Predigt über 2. Timotheus 1,7‑10 zum 16. Sonntag nach Trinitatis

Liebe Brüder und Schwestern in Christus!

Im vorletzten Gemeindebrief habe ich darüber geschrieben, was für Stimmen uns antreiben können: die Stimme der Gewohnheit, die Stimmen der Mitmenschen, die Stimme unseres Bauchgefühls, die Stimme unseres Verstandes oder auch die Stimme des Heiligen Geistes. Wir richten uns mit unserem Verhalten immer nach mindestens einer dieser Stimmen. Für viele Menschen ist die Stimme ihres Bauchgefühls dabei besonders wichtig. Bei dem Einen ist das eine neugierige Stimme, die ihn dazu führt, immer wieder Neues zu erleben und Neues in Erfahrung zu bringen. Bei einem Zweiten fordert das Bauchgefühl Spaß; er lebt nach dem Lustprinzip. Bei einem Dritten ist es ein Gefühl der Furcht; sein Bauchgefühl warnt ihn immer vor allerlei Gefahren und Risiken, sodass er sich nur sehr zögerlich an etwas herantraut.

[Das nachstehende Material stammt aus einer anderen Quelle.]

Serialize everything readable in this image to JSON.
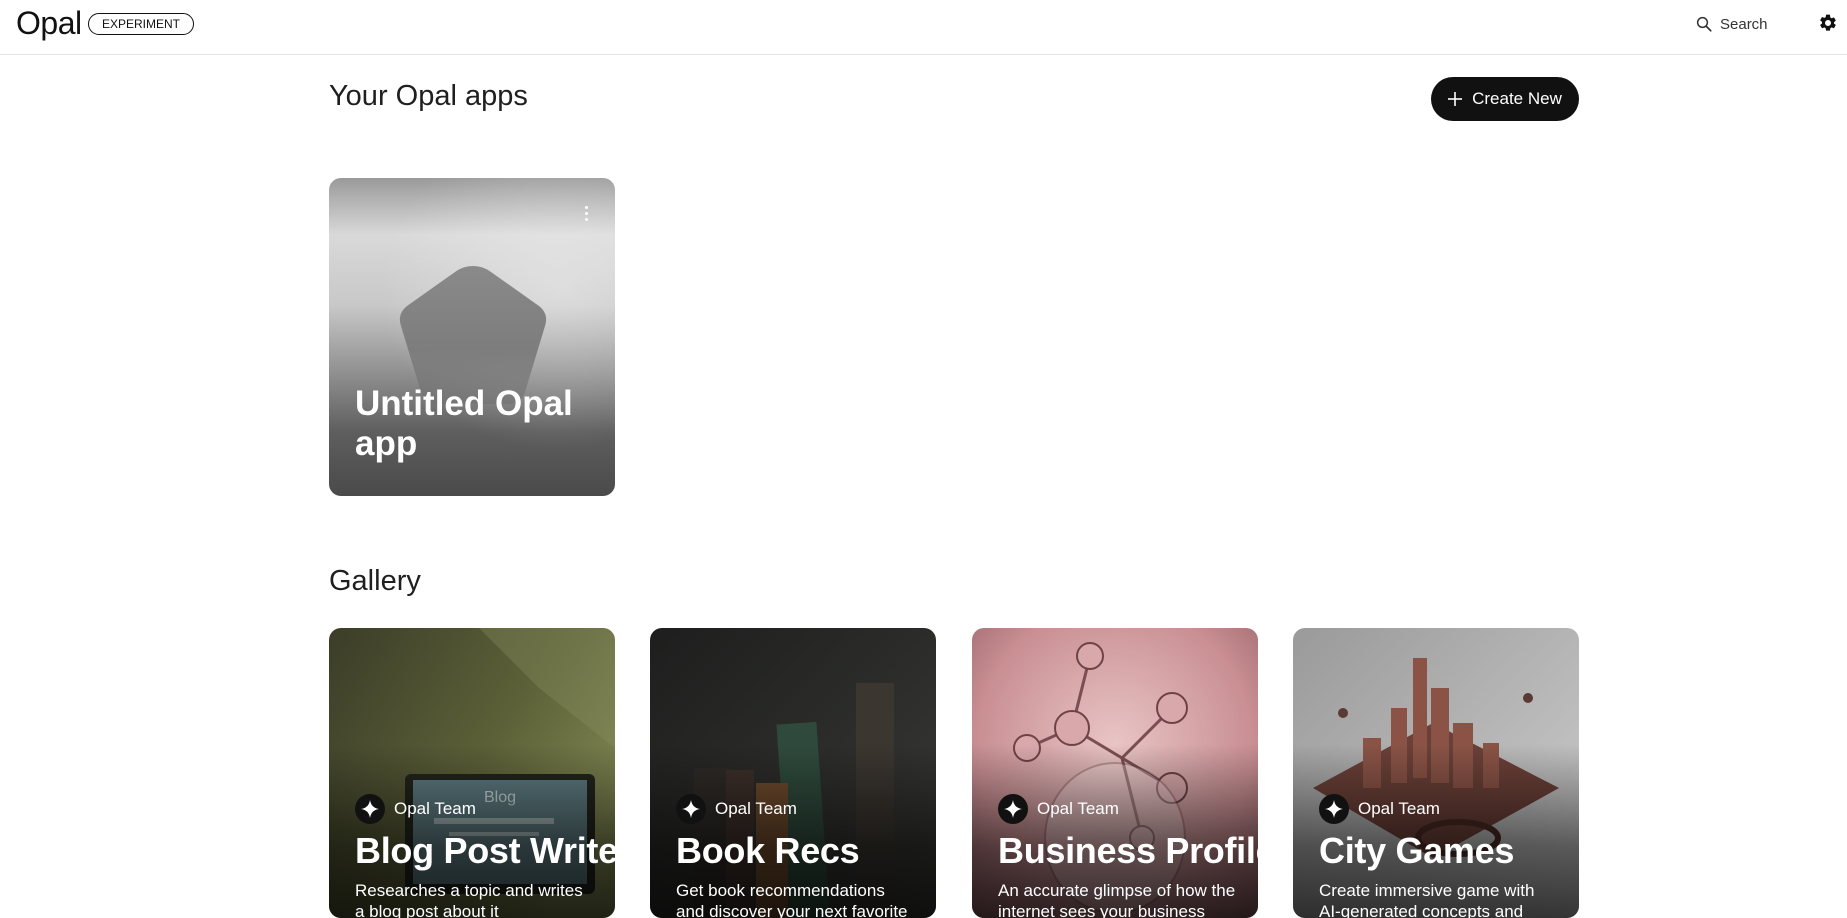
{
  "header": {
    "logo": "Opal",
    "badge": "EXPERIMENT",
    "search_label": "Search",
    "settings_icon": "gear-icon"
  },
  "apps_section": {
    "title": "Your Opal apps",
    "create_label": "Create New",
    "apps": [
      {
        "title": "Untitled Opal app"
      }
    ]
  },
  "gallery": {
    "title": "Gallery",
    "items": [
      {
        "author": "Opal Team",
        "title": "Blog Post Writer",
        "description": "Researches a topic and writes a blog post about it"
      },
      {
        "author": "Opal Team",
        "title": "Book Recs",
        "description": "Get book recommendations and discover your next favorite read"
      },
      {
        "author": "Opal Team",
        "title": "Business Profiler",
        "description": "An accurate glimpse of how the internet sees your business"
      },
      {
        "author": "Opal Team",
        "title": "City Games",
        "description": "Create immersive game with AI-generated concepts and visuals"
      }
    ]
  },
  "colors": {
    "button_bg": "#111111",
    "card_text": "#ffffff"
  }
}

Nun ist die Furcht an sich ja nicht schlecht; sie ist ein gutes Warnsystem, das der Schöpfer uns mit auf den Weg gegeben hat. Die Stimme der Furcht mahnt uns zur Vorsicht, und wir tun gut daran, vorsichtig zu sein, etwa im Straßenverkehr oder beim Heimwerken; Leichtsinn kann schlimme Folgen haben. Aber es gibt auch eine übertriebene Furcht, zu der manche Menschen neigen. Man sollte diese Charaktereigenschaft besser als „Ängstlichkeit“ bezeichnen oder als „Feigheit“. Wer zu ängstlich oder gar feige ist, der lässt vieles Gute ungetan, weil er sich einfach nicht herantraut.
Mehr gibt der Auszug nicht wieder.